“Upon the Heath”


The above is my most recent painting. As this post, it is titled, “Upon the Heath.” oil on canvas.

I am not totally in love with this painting. In fact in some key ways it is one of  if not my least favorite of all my paintings.

Yet in other ways, it has done something for me that most of the other painting have not done; it has taught me a bit of a lesson.

Believe it or not, this painting started out as an icy landscape. My goal was to do a study in shades of blue, with some mountains in the background, some water, snow and ice. I’ve had the idea in my head for a while now, and last night I had the time.

Almost right away I made an error. Usually I just incorporate the error into the painting, or paint around it in such a way that it’s hidden by the time I’m done. That’s not what i did this time.

Instead, I tried to correct my error. I tried to change the shape of what I had so far to more closely resemble that which I had in my head. I made it worse. And did so again. And again.

Before I knew it, I’d spent over an hour mixing a million and one different tints and hues, using different brushes, and more than once scraping off entire sections of the painting with a paint knife.

I’d never done that before, scrape off what I’d already put on. Yet with this canvass I did. Over and over again. Even tried to make the scraping part of what I was doing, but nothing was happening. Nothing.

A hill appeared, and vanished under more paint and thinner. A cloud. More clouds. More brushes more paint. Mess multiplying, vision for the piece collapsing.
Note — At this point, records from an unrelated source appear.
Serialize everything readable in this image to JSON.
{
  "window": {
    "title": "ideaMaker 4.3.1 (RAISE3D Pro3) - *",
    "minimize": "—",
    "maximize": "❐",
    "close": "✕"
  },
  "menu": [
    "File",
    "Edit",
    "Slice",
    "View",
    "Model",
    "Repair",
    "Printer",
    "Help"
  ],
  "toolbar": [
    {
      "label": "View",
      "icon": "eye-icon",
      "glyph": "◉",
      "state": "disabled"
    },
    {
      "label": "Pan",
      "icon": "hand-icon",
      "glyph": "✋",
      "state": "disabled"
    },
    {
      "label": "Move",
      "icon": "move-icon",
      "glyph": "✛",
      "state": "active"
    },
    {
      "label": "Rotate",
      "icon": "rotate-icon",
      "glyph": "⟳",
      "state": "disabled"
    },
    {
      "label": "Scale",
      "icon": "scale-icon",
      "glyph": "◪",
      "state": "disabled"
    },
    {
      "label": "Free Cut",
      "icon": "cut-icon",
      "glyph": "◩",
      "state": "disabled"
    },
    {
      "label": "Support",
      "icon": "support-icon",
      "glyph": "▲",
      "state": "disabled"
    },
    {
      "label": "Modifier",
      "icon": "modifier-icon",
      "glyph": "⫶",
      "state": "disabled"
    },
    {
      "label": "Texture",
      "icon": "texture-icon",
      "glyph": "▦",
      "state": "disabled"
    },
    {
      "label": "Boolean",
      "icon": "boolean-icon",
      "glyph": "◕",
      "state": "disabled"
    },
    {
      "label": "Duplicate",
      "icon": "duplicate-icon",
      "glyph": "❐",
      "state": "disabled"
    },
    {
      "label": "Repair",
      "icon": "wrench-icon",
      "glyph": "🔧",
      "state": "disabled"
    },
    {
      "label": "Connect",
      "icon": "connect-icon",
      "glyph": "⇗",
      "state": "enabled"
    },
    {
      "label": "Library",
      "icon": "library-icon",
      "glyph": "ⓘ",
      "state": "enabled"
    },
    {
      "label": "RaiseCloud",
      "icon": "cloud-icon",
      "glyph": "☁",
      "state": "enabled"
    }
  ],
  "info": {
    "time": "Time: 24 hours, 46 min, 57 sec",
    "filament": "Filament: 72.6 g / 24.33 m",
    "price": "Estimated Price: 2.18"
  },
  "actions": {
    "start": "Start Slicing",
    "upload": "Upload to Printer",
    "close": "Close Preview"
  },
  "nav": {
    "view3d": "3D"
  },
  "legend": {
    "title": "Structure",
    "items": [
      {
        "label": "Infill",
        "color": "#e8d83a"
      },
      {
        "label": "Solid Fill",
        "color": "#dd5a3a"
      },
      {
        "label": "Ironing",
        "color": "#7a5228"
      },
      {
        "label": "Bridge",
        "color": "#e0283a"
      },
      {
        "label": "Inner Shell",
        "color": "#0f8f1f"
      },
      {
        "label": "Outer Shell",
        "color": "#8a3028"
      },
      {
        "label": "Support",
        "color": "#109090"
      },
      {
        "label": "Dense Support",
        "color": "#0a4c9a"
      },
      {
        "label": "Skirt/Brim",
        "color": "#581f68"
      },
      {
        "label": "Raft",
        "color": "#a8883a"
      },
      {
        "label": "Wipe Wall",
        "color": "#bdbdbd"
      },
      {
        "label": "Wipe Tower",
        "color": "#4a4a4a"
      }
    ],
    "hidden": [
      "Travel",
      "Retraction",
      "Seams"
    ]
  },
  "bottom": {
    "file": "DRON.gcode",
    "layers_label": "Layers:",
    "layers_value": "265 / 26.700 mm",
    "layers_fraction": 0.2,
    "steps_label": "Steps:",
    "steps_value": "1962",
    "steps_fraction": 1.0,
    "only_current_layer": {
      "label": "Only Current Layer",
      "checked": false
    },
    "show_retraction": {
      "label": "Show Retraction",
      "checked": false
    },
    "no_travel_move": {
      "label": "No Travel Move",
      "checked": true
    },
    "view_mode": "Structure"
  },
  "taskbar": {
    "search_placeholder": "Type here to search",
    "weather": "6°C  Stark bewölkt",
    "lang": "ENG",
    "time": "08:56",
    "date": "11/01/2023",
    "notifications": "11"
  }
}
“Enough,” I finally said, annoyed and exhausted by this corruption of my painting process. I’d burn the damn thing in the backyard if I had to, but I was not going to continue in desperation to bring about something I couldn’t bring about.

I turn the canvas on it’s side. I at last envisioned something approaching a concept. A tree, or plant, clinging to life, on a strange, but green and brown landscape. Not a blue in sight.

I did throw in some white at last, which makes for a ghostly effect. Plus no other colors would show up in the thick ultra-wet canvas. I also went from planning a somewhat realistic painting to a far more impressionistic approach. Near the end I thought of a heath, and the line “Upon the heath,” from the first scene in Macbeth. I knew I would call it that, and consider the landscape to represent a heath.

In the last few moments I threw in those little comets of color you see mostly on the right side. I figured the would represent magic, oddity, perhaps the witches from the above mentioned scene, hard to say. At any rate, it was done.

All I could think of was how much blue and white paint I had wasted trying to paint something that I didn’t even accomplish. That annoyed me the rest of the night.

As did the fact that the process was not the usual creative enjoyable, mostly relaxing experience I have had while oil painting. Not a feeling I want to repeat when going back to the easel. (Which I may not let myself do for a while, because of all the waste.)

Not until this morning when I was journaling some thoughts did it occur to me that because of what I titled it, and what i had gone through to produce the painting, this work held the lesson I mentioned.

I tried to be too precise. I was far too in love with the image I had in my mind of the icescape, that I kept trying to force that into existence after every error. Instead of letting the painting take me to a place I could work with and enjoy, riding a wave of amateur artist enjoyment, I was insisting on specifics way beyond both the nature of the painting and my own abilities. I could have made a choice to be content with what I had, and advanced in time to something greater. But I chose to force it, and caused a great mess in the process.

Sound like a certain Scottish character from literature?

The metaphor isn’t perfect, but like Macbeth I insisted on too much in too little time, and forgot to incorporate the flow if you will. I became single minded, and impatient to create the painting in my head. And it screwed everything up, both on the canvass and in my mind.

Unlike Macbeth, though I made a wrong choice, I was able to later course correct and make a right one. I resigned again to the flow of the painting,allowing myself to just paint what “wanted” to be painted. I did it for the fun of putting oils on canvasses again, and the idea to make the heath came to me. The Heath, where in some ways Macbeth makes his first choice to force the hand of nature, the universe, God. (Depending on how you want to read things.)

Whenever I look at this painting from now on, I will remember to not force things. I will remember that there can be depth and significance to an experience even after through poor choices we have made a shit show of things. I will remember my choices, and unlike Macbeth, leave the heath with most of what I am intact.

Like Prince Malcolm, (who incidentally I played in a production of Macbeth last year) I come away from the experience wiser, more in control, and most importantly, forgiving of myself for mistakes I made.